Dr. Beard’s book is one of the basic volumes in the reports of the Commission on the Social Studies in the Schools, sponsored by the American Historical Association and executed under the direction of Professors A[ugust]. C[harles]. Krey and G[eorge]. S[ylvester]. Counts.

The recently published Conclusions and Recommendations of this commission aroused a great deal of controversy and attracted much public discussion.  Of the work of the commission as a whole it may safely be said that it is one of the major landmarks in the history of American education as well as in the history of the social sciences in this country.  It may well prove equally significant and potent in the reconstruction of American society if this is ever accomplished by rational methods and according to scientific principles.

Professor Beard has already written a brief volume for the commission entitled A Charter for the Social Sciences, a general introduction to the field of the social sciences and a vindication of the need for the kind of work which the commission has undertaken.  The present volume is a more extensive and difficult work which treats of the problems of the social sciences as a whole, the nature of each of the leading social sciences, and the objectives to be sought for in improving the character of the social sciences and in making their content ever more useful for the guidance of human society.  The book is one of the most thoughtful and constructive works ever published in the history of American social theory and pedagogical perspectives.

In his long introductory chapter on the nature of the social sciences Professor Beard comes to grips with the fundamental problem of whether the social sciences can ever attain to the exactness, precision, and objectivity of the mathematical and natural sciences.  He frankly agrees that they cannot:  “There is and can be no science of society or partial science of society, such as politics or economics, in any genuine sense of the term.  No science, natural or social, really explains anything, if the term is employed with respect to exactness of thinking.”  Yet the social sciences can presume to provide us with a very accurate description of social data and social processes and can formulate at least tentative laws of social behavior:  

“The social sciences cannot supply a complete body of deterministic laws covering all the relevant data of politics, economics, and sociology.  They can, however, with the aid of the empirical method, disclose certain areas of human behavior in which repetitions of conduct and responses to stimuli seem so regular, for a short period of time, as to justify the application of the term ‘laws’ to them.  For example, economists, as a result of historical inquiries, can predict within certain broad limits, what will happen to prices and wages, if the currency of a given country is extremely inflated.”  Moreover, whether strictly scientific or not, the social sciences bring forth a body of indispensable knowledge without which “modern civilization would sink down into primitive barbarism.”

This introductory appraisal of the general field of social science and of the limitations imposed upon it by the nature of its materials is followed by a very thoughtful analysis of the character and problems of history, political science, economics, and cultural sociology.  To this is appended a discussion of contemporary social trends in the United States, based in part upon Professor Beard’s own wide observations and in part on the findings of the President’s Committee on Recent Social Trends.  As one familiar with Dr.

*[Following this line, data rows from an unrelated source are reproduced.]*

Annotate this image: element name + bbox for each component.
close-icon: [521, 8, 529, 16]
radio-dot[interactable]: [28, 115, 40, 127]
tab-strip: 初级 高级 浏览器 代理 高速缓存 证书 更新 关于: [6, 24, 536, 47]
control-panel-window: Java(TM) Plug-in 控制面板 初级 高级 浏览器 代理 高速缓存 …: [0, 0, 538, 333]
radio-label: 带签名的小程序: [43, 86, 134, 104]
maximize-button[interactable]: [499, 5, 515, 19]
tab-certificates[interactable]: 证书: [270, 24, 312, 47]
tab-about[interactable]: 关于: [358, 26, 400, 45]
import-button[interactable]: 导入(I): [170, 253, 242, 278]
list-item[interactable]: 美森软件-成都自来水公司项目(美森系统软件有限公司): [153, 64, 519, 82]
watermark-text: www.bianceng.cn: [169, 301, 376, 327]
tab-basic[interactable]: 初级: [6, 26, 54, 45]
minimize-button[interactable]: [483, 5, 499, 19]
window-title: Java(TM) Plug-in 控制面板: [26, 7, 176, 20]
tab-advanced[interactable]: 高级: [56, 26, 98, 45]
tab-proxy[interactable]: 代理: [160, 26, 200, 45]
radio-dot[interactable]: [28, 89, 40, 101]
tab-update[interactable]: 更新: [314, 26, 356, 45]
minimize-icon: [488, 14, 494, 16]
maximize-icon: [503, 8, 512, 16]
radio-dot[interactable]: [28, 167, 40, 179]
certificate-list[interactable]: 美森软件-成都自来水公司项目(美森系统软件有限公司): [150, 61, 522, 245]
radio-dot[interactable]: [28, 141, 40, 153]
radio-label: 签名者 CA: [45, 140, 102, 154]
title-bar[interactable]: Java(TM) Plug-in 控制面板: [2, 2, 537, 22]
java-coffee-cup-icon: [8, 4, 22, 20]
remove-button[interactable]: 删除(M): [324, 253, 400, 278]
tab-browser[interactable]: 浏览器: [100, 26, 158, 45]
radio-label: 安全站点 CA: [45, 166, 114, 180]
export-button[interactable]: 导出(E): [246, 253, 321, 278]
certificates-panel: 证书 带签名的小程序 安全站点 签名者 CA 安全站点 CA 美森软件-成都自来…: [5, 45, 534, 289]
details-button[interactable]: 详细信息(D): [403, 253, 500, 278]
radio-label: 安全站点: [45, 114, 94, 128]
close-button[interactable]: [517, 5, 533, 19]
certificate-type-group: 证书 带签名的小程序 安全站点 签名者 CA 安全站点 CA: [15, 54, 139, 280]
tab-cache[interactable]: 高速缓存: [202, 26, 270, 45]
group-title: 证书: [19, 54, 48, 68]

Beard’s professional interests and attitudes would expect, the chapters on history and political science are the most satisfactory and that on cultural sociology the least adequate.

Perhaps the most valuable and gratifying conclusion drawn from the author’s analysis of the several social sciences is a crushing assault on the particularists who would jealously divide the social sciences into air-tight compartments.  Dr. Beard defends with spirit and determination the thesis that any such thing as a separate or special social science is a figment of the imagination or the illusion of a partisan.  The field of social science is a unified one and specialization can be justified only on the ground of promoting greater precision and convenience.  A general acceptance of this point of view would do much to promote good will and intelligent cooperation among those at work in the social sciences.  Accepting for purely pragmatic and pedagogical purposes the conventional divisions of social science, Dr. Beard suggests that they be arranged in the following order from considerations of logical sequence and pedagogical effectiveness: Geography, Economics, Cultural Sociology, Political Science, and History.

The author deals very sensibly with the bitterly controversial question of how far the social sciences should go in recommending social reform and in guiding the task of increasing the well-being of mankind.  He recognizes that the ethical or normative aspect of social science, namely, its contribution to the guidance of social reform, is the one practical justification of the empirical or more rigorously scientific phase of social science.  But he also concedes that just to the degree that we pass over from the empirical into the ethical realm of social science we depart from strictly scientific controls.

The book as a whole conforms to the somewhat discrepant and paradoxical trend observable in Dr. Beard’s recent writings.  On the one hand, he is eminently practical and shows a wide acquaintance with the literature of contemporary social description and analysis.  On the other hand, in his theoretical observations he espouses that extreme abstraction of which he was himself at one time perhaps the foremost American critic.  In the place of recognition of the work of [Karl Gottfried] Lamprecht, [Henri] Berr, [Walter T.] Marvin, [James Harvey] Robinson, [James T.] Shotwell, [Frederick Jackson] Turner, [Carl L.] Becker, and the like, we have reverent reference to the neo-Hegelian [Benedetto] Croce, [Karl] Heussi, [Kurt] Riezler, and [Max] Scheler. Even Hegel, who was once veritably Dr. Beard’s personal devil, is mentioned with affection.

It may also be observed that in this, as well as in the other volumes thus far published by the commission, there is a regrettable and ungenerous ignoring of the scholars who really put the social science movement on its feet in the United States and created the interest in the field which made possible the origins and work of the present commission.

In any event, this volume and the work of the commission as a whole constitute a most impressive demonstration of the progress in liberality and tolerance on the part of American social scientists during the last thirty years.  In New Orleans in 1903 there was a joint meeting of the American Sociological, Economic, and Historical associations at which Professor Franklin H. Giddings presented what he regarded as a common point of departure for the social sciences in the form of a highly generalized “Theory of Social Causation.”  Open, and in some cases bitter, hostility was evidenced toward this position by the economists and historians who commented on Professor Giddings’s paper.  This was particularly true of the historians.  Thirty years later we find the American Historical Association sponsoring a position toward social science quite as synthetic, daring, and far-reaching in its implications as those set forth by Professor Giddings.  There is every reason to think that the next thirty years will be even more productive of tolerance, urbanity, and constructive achievements in the realm of social science.